Une chose est certaine, ce couvre-feu mis en place sur le tard, a dû surprendre bien des Burkinabè en liesse après une victoire, au bout du suspense, des Etalons du Burkina Faso, aux tirs au but sur les Panthères du Gabon. C’était au Cameroun, en 8e de finale de la 33e Coupe d’Afrique des nations (CAN) que le Cameroun abrite depuis le 9 janvier et ce jusqu’au 6 février.
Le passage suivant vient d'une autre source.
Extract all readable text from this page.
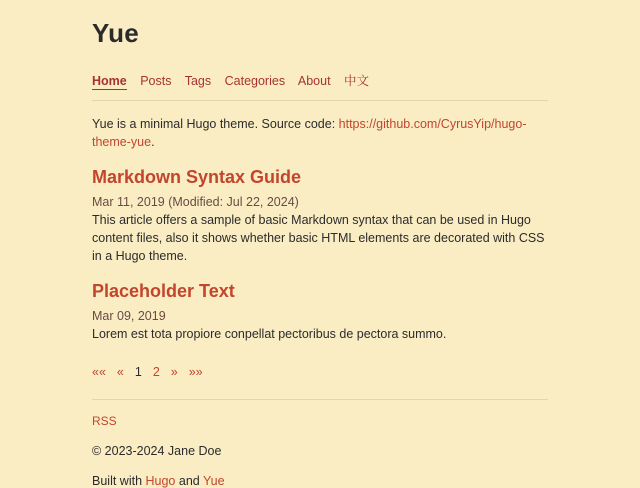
Yue
Home Posts Tags Categories About 中文

Yue is a minimal Hugo theme. Source code: https://github.com/CyrusYip/hugo-theme-yue.

Markdown Syntax Guide
Mar 11, 2019 (Modified: Jul 22, 2024)

This article offers a sample of basic Markdown syntax that can be used in Hugo content files, also it shows whether basic HTML elements are decorated with CSS in a Hugo theme.

Placeholder Text
Mar 09, 2019

Lorem est tota propiore conpellat pectoribus de pectora summo.

«« « 1 2 » »»
RSS

© 2023-2024 Jane Doe

Built with Hugo and Yue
Et pendant que les scènes de joie de la soirée qui venait de voir les Burkinabè filer en quart de finale, contrastaient avec le calme ahurissant de la matinée, les rues du Nigéria elles se vidaient, les Supers Eagles du haut de leur statut de super favori, devant disparaître du ciel camerounais, chassés par d’autres Aigles, ceux de Carthage sur le score étriqué, mais largement suffisant pour les propulser en Quart de finale où ils seront face aux…Etalons du Burkina!

Ce dimanche, ne marque que le début d’un face-à-face entre des mutins et le Gouvernement de Roch Marc Christian Kaboré décidé à interdire toutes les marches de l’opposition qui entend s’exprimer dans la rue, cette même rue où se trouvait, il y a quelques années, le même Roch Kaboré et les militants de son parti, pour faire dégager l’ancien président du Faso, Blaise Compaoré, après un compagnonnage de plus de deux décennies. Quelle sera la suite de cette nouvelle difficulté que doit gérer le Burkina, en plus des attaques armées de terroristes et autres bandits qui l’endeuillent sans cesse et jettent sur la route de l’exil dans leur propre pays, plus du million de personnes, hommes et femmes, vieux et enfants? Les heures qui viennent seront déterminantes et sans doute chaudes dans un Burkina où les fidèles chrétiens et musulmans sont persuadés que seule la prière peut encore sauver le pays.